In de eerste drie kwartalen van 2024 startten ruim 3.000 minder mensen als zzp’er in de zorg dan in dezelfde periode in 2023, een daling van ongeveer 15 procent. De totale daling van het aantal startende zzp’ers bedraagt 14,6 procent. Begonnen in 2023 nog 226.000 mensen voor zichzelf, dat zijn er dit jaar 193.000. Naast de zorgsector zien ook andere sectoren een afname. In de cultuur, sport en recreatie daalde het aantal starters met 13,5 procent, in de bouw met 16,6 procent en in de zakelijke dienstverlening met 7 procent.
Zorgprofessionals stoppen definitief
Binnen de zorg is niet alleen het aantal starters gedaald, maar ook het aantal zzp’ers dat stopt toegenomen, met een stijging van 4,4 procent ten opzichte van vorig jaar. Hoewel deze stijging beperkt lijkt, ontvangt Brancheorganisatie Vereniging Zelfstandigen Nederland (VZN) signalen dat sommige zorg-zzp’ers definitief afhaken. Dat komt deels door de onduidelijkheid rond de Wet DBA die strenger moet handhaven op schijnzelfstandigheid, aldus kennisplatform de Onderneming.nl.

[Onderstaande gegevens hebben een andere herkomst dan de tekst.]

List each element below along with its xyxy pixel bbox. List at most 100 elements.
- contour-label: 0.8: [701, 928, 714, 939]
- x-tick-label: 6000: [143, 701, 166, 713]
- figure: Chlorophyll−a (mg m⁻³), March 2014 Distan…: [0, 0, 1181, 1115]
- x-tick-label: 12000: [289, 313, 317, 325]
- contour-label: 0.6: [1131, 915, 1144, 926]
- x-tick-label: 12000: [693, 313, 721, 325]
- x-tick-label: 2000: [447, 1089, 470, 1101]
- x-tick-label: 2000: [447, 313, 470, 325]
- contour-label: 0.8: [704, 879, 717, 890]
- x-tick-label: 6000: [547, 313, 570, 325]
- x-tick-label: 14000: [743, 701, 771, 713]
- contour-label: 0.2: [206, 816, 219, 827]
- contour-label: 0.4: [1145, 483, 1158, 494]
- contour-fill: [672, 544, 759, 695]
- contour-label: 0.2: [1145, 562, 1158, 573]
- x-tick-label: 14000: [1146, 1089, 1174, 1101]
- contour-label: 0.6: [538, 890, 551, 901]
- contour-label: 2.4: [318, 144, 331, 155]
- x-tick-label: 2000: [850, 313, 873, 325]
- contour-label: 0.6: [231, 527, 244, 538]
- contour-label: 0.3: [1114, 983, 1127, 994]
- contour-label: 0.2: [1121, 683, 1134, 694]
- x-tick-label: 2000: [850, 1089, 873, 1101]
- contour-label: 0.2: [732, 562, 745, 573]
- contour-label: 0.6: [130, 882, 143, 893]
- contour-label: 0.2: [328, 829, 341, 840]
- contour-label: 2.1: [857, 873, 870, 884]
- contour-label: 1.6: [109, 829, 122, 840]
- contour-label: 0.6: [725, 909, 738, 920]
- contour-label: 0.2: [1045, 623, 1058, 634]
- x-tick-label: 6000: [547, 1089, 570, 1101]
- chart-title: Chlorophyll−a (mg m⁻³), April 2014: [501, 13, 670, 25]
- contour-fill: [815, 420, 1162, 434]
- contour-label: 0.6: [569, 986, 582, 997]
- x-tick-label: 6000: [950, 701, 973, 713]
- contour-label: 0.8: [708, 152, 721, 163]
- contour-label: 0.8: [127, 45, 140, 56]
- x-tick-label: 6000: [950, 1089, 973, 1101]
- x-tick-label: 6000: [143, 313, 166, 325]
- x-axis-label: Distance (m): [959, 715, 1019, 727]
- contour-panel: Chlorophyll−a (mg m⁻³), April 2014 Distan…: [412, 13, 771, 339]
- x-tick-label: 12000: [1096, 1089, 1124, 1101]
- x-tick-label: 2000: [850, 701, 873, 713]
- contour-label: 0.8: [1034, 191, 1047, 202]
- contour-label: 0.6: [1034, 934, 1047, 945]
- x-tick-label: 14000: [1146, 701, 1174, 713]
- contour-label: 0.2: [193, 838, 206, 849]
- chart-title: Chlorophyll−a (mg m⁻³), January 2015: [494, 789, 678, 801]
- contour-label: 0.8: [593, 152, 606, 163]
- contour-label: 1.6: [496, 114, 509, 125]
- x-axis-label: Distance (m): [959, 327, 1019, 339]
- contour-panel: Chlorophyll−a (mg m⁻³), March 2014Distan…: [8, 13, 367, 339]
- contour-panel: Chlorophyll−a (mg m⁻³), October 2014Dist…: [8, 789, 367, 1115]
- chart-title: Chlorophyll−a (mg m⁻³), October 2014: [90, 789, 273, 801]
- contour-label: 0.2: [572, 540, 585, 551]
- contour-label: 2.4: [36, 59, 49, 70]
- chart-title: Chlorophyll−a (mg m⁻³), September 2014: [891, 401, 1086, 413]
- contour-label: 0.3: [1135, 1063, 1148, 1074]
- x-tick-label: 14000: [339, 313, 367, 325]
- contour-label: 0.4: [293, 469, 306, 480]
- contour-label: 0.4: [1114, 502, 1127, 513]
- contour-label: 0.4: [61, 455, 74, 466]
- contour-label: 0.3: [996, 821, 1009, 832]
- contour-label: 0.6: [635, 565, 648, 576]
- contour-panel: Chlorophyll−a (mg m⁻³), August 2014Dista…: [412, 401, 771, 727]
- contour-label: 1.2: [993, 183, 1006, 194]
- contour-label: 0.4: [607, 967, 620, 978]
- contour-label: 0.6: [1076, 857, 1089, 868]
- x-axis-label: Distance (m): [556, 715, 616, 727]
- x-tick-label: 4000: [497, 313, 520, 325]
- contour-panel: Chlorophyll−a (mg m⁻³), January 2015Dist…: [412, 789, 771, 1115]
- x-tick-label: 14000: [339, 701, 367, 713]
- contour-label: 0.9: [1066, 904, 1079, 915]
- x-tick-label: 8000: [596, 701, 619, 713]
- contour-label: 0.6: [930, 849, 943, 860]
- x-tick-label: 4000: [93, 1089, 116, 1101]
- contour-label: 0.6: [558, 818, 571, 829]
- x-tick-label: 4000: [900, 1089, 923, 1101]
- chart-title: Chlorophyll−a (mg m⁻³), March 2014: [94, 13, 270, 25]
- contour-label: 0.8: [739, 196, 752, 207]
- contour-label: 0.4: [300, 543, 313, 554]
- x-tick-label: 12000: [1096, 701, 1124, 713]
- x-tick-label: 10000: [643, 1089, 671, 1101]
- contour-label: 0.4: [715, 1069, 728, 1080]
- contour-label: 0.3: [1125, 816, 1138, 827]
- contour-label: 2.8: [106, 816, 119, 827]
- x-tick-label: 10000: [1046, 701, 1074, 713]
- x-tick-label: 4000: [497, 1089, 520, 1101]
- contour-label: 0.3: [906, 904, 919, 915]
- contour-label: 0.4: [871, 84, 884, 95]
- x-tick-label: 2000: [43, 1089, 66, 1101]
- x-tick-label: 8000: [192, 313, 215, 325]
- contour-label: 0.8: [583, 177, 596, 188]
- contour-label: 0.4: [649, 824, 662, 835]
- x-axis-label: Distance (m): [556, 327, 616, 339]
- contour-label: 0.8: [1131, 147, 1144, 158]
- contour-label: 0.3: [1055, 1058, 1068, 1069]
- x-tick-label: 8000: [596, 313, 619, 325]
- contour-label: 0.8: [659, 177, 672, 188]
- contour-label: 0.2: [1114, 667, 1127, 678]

Schijnzelfstandigheid te voorkomen
Cristel van de Ven, voorzitter van Vereniging Zelfstandigen Nederland (VZN), noemt dit een zorgwekkende ontwikkeling. “Sommigen van hen waren van plan om nog een aantal jaren door te gaan, maar haken nu definitief af. Dat zijn handen aan het ziekenhuisbed die we niet meer terugzien, terwijl er wel oplossingen mogelijk zijn om schijnzelfstandigheid te voorkomen.”
Handhaving Wet DBA
De afname van starters én de toename van stoppers hangen samen met de aangekondigde handhaving van de Wet DBA, die schijnzelfstandigheid moet tegengaan. Volgens Van de Ven speelt deze onzekerheid een grote rol. “We krijgen signalen dat werkgevers, bijvoorbeeld in de zorg, helemaal niet meer met zzp’ers willen werken om het zekere voor het onzekere te nemen. Terwijl je nog steeds goede afspraken met elkaar kunt maken.”
Detacheringsbureaus
Een deel van de zzp’ers die stopt, komt terecht bij detacheringsbureaus. Van de Ven wijst erop dat daar een keerzijde aan kan zitten. “Soms wordt een flink percentage van het uurloon afgetrokken als bemiddelingskosten. Ook bouwen sommigen van hen ineens geen pensioen meer op, terwijl zij dat als zelfstandige wel deden. Bovendien blijkt uit een onderzoek van de Algemene Rekenkamer naar zzp’ers in het onderwijs dat een dienstverband via detachering vaak duurder is dan het rechtstreeks inhuren van een zzp’er.”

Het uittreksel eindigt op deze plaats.